Article 3 of the First Protocol to the European Convention on Human Rights was first brought to my attention in relation to Sark. It has been alleged that our 442 year old constitutional and legal order – still in many ways feudal – is not compatible with this Article, and that therefore we must reform. The UK Government has been exerting enormous pressure on us to adopt its particular favoured set of reforms. So what does this Article say?
Article 3 – Right to free elections
The High Contracting Parties undertake to hold free elections at reasonable intervals by secret ballot, under conditions which will ensure the free expression of the opinion of the people in the choice of the legislature.
Since so much hoo-ha has been made for so long about what a (perfectly happy) community of 600 people is doing (and we may, incidentally note here, that a breach of this – or any other – Article by Sark has in fact not been proven in any court of law, while a breach of the same Article by the British Government’s treatment of disenfranchised British prisoners, has been proven years ago. Yet the British Government continues to drag its heels over its own need for reform while applying enormous pressure on Sark!), we can, presumably, safely assume that the British Government has no greater concerns over violations of this Article it is responsible for?
On the surface, Britain’s own legislature seems clearly compliant: members of Westminster Parliament are elected (at least, that is, members of the House of Commons), and elections are held on terms which seem to comply with this Article. But a closer inspection of the European Court of Human Rights’ jurisprudence seems to reveal a somewhat different story. For a start, what does the term “legislature” in Article 3 mean? Does it mean only the national parliament? This question was answered by the European Court of Human Rights ruling in the case of Matthews vs. the United Kingdom (Application no. 24833/94). The case involved a resident of Gibraltar who complained that her human rights were being violated because she was not allowed to participate in elections to the European Parliament; yet EU law applies in Gibraltar, so she was bound by the laws enacted by that parliament. The key question on which the case turned was: is the European Parliament a part of the legislature of Gibraltar? The British Government maintained that it was not, that the term “legislature” in Article 3 referred only to the national parliament, which in the applicant’s case was Gibraltar’s national parliament. Mathews, however, claimed, and the Court confirmed in its ruling, that it was.
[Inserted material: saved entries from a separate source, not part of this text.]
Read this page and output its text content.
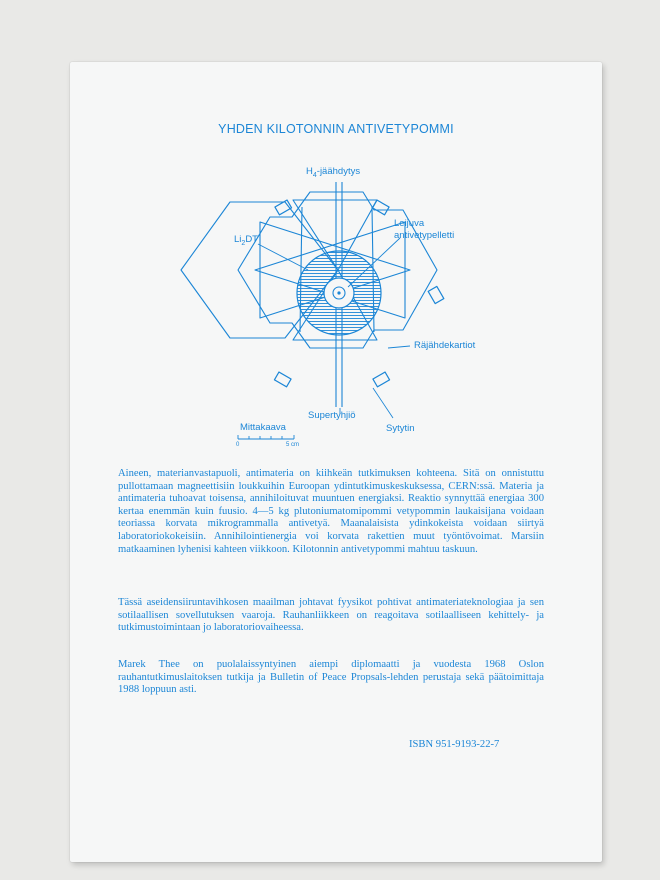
YHDEN KILOTONNIN ANTIVETYPOMMI
$H_4$-jäähdytys
$Li_2DT$
Leijuva
antivetypelletti
Räjähdekartiot
Supertyhjiö
Sytytin
Mittakaava
0	5 cm

Aineen, materianvastapuoli, antimateria on kiihkeän tutkimuksen kohteena. Sitä on onnistuttu pullottamaan magneettisiin loukkuihin Euroopan ydintutkimuskeskuksessa, CERN:ssä. Materia ja antimateria tuhoavat toisensa, annihiloituvat muuntuen energiaksi. Reaktio synnyttää energiaa 300 kertaa enemmän kuin fuusio. 4—5 kg plutoniumatomipommi vetypommin laukaisijana voidaan teoriassa korvata mikrogrammalla antivetyä. Maanalaisista ydinkokeista voidaan siirtyä laboratoriokokeisiin. Annihilointienergia voi korvata rakettien muut työntövoimat. Marsiin matkaaminen lyhenisi kahteen viikkoon. Kilotonnin antivetypommi mahtuu taskuun.

Tässä aseidensiiruntavihkosen maailman johtavat fyysikot pohtivat antimateriateknologiaa ja sen sotilaallisen sovellutuksen vaaroja. Rauhanliikkeen on reagoitava sotilaalliseen kehittely- ja tutkimustoimintaan jo laboratoriovaiheessa.

Marek Thee on puolalaissyntyinen aiempi diplomaatti ja vuodesta 1968 Oslon rauhantutkimuslaitoksen tutkija ja Bulletin of Peace Propsals-lehden perustaja sekä päätoimittaja 1988 loppuun asti.

ISBN 951-9193-22-7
A body forms a part of the legislature of a jurisdiction if it “is sufficiently involved in the specific legislative processes leading to the passage of legislation [of the jurisdiction] and is sufficiently involved in the general democratic supervision of the activities [of that jurisdiction]” (Judgement of the European Court of Human Rights, Strassbourg, in the case of Matthews vs. the United Kingdom (Application no. 24833/94), ΒΆ54
The Court ruled that the European Parliament satisfied this test vis-a-vis Gibraltar and thus formed a part of Gibraltar’s legislature and thus the human rights of the applicant were being violated.
But of the three bodies involved in the legislative process of the European Union – the European Parliament, the Council of the European Union, and the European Commission – which one, we might ask, is the most “involved in the specific legislative processes leading to the passage of legislation of the European Union and is sufficiently involved in the general democratic supervision of the activities of the European Union”? Even a casual look at the four legislative procedures used to enact EU legislation (the codecision procedure, the assent procedure, the consultation procedure and the cooperation procedure) makes it utterly clear that in each case, the role, the powers, and the involvement of the Council of the European Union, and (though perhaps less obviously) of the European Commission, are greater than those of the European Parliament. Both the Council of the European Union and the European Commission are involved in specific legislative processes leading to the passage of EU legislation and are involved in the general democratic supervision of the EU to an extent at least equal to, indeed greater than, the European Parliament. If the European Parliament forms a part of the legislature of EU member states, then surely ipso facto so too do the Council of the European Union and the European Commission. Yet do the High Contracting parties hold elections at reasonable intervals by secret ballot, under conditions which will ensure the free expression of the opinion of the people in the choice of the composition of those two bodies? If not, is it not the case that in fact every EU member state is violating the human rights guaranteed by Article 3 of the First Protocol to the European Convention of all of its residents, and that democracy in the European Union is, in fact, a farce?
A farce further aggravated by the recent signing of the Reform Treaty (the Lisbon Treaty) which is shifting more legislative powers from national parliaments (which are accountable to their electorates) to EU organs (which are not democratically accountable to anybody). Is not the signing of this treaty in fact itself a violation of the European Convention on Human Rights?
In the light of all this, one might legitimately ask, why are the British Government so concerned with harassing Sark?